T2R38 Das CRISPR-Aktivierungsplasmid (h) ist ein aus drei Plasmiden bestehendes synergistisches Aktivierungsmediator-System (SAM), das für eine hocheffiziente, ortsspezifische transkriptionelle Hochregulation des TAS2R38-Lokus in menschlichen Zelllinien entwickelt wurde. Das System basiert auf einem katalytisch inaktiven Cas9 (dCas9), das zwei inaktivierende Mutationen (D10A und N863A) trägt, welche die Nukleaseaktivität eliminieren, während die DNA-Bindung erhalten bleibt. Dieses dCas9 ist mit VP64, einem potenten Transkriptionsaktivator, fusioniert und wird zusammen mit einem Blasticidin-Resistenzgen zur Selektion koexprimiert. Das zweite Plasmid kodiert das MS2-p65-HSF1-Fusionsprotein, einen sekundären Aktivatorkomplex, der zusammen mit dCas9-VP64 wirkt, sowie ein Hygromycin-Resistenzgen. Das dritte Plasmid kodiert für eine zielspezifische 20-nt-sgRNA, die an zwei MS2-RNA-Aptamere fusioniert ist, welche den MS2-p65-HSF1-Komplex an die Aktivierungsstelle rekrutieren, begleitet von einem Puromycin-Resistenzgen. Die drei Plasmide werden im Massenverhältnis 1:1:1 verabreicht, um eine ausgewogene Expression aller Systemkomponenten zu gewährleisten.

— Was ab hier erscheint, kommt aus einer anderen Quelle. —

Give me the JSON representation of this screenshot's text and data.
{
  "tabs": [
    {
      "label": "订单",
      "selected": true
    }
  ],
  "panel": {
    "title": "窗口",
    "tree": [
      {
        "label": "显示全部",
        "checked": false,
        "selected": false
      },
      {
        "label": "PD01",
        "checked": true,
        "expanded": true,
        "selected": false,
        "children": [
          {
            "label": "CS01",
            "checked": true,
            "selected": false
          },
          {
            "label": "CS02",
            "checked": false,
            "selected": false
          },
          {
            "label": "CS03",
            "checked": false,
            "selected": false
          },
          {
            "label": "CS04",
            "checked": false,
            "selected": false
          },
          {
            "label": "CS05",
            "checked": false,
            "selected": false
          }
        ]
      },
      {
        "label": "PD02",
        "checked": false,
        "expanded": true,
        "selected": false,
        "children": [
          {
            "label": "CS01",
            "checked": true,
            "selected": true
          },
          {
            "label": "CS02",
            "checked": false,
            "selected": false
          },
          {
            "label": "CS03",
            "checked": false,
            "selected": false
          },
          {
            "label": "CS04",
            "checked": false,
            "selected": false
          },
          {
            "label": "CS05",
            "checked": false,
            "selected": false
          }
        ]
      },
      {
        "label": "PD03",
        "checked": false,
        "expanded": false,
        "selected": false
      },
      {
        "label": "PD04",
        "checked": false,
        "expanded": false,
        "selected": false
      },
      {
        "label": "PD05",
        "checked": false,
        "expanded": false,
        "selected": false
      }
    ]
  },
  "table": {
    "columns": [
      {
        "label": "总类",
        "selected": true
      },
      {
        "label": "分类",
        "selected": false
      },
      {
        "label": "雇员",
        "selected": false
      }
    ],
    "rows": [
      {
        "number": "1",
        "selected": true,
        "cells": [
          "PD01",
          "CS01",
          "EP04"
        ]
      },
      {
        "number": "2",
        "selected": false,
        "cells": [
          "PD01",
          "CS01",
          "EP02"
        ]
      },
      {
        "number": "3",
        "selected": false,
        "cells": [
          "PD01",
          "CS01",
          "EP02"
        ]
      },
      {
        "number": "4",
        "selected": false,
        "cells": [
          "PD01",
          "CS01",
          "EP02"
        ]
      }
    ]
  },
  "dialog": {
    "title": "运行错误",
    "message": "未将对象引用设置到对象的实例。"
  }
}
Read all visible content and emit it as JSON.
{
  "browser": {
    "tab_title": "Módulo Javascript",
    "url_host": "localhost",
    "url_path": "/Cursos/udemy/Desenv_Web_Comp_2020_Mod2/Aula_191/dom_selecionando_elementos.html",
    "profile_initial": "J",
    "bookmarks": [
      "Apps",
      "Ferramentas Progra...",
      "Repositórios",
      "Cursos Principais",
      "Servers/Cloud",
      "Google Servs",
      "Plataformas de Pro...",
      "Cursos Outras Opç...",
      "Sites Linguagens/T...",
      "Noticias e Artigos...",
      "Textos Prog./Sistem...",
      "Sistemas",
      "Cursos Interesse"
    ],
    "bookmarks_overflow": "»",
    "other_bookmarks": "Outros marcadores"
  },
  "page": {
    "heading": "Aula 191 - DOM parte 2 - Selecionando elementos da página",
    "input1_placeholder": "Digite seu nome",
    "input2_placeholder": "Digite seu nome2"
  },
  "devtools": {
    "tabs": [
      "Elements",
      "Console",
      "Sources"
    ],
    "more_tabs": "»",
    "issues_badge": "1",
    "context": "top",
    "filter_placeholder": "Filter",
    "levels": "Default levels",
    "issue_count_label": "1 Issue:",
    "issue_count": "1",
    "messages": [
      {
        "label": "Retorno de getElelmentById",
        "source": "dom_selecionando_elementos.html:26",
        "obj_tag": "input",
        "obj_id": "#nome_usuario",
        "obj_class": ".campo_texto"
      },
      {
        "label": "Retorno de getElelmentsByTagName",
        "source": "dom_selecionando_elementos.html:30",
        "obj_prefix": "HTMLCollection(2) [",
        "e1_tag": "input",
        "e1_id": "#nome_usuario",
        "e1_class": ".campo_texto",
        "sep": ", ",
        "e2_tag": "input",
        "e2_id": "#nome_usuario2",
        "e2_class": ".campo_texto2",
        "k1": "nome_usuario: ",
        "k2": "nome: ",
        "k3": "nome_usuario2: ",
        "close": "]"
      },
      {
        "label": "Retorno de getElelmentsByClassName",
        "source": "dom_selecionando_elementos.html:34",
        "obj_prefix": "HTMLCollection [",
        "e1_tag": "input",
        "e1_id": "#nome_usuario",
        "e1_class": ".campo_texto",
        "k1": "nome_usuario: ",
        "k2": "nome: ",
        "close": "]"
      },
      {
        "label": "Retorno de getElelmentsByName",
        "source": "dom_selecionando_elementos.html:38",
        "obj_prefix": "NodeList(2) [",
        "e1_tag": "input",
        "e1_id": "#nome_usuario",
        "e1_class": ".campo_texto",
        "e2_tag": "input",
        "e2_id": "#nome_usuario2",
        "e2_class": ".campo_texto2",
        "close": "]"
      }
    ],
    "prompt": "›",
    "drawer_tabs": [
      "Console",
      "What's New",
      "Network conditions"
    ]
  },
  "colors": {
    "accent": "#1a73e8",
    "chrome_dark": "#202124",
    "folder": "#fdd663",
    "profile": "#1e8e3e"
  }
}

Nach der Assemblierung am Zielort bindet der SAM-Komplex etwa 200 bp stromaufwärts der TAS2R38-Transkriptionsstartstelle, wo VP64, p65 und HSF1 gemeinsam die Transkriptionsmaschinerie rekrutieren und die Hochregulation der endogenen T2R38-Expression vorantreiben. Im Gegensatz zu nukleaseaktivem Cas9 verursacht dCas9 keine Doppelstrangbrüche und verändert die genomische Sequenz nicht, wodurch der native TAS2R38-Locus erhalten bleibt und die Untersuchung von T2R38-abhängigen Transkriptionsreaktionen am endogenen Locus ermöglicht wird. Dies macht es zu einem wertvollen Werkzeug für Funktionsstudien, die Identifizierung von Zielgenen und die Modellierung der Wiederherstellung des T2R38-Signalwegs in Tumorzellen mit stillgelegtem oder reduziertem TAS2R38-Ausdruck.
Nur für Forschungszwecke. Nicht für diagnostische oder therapeutische Zwecke bestimmt.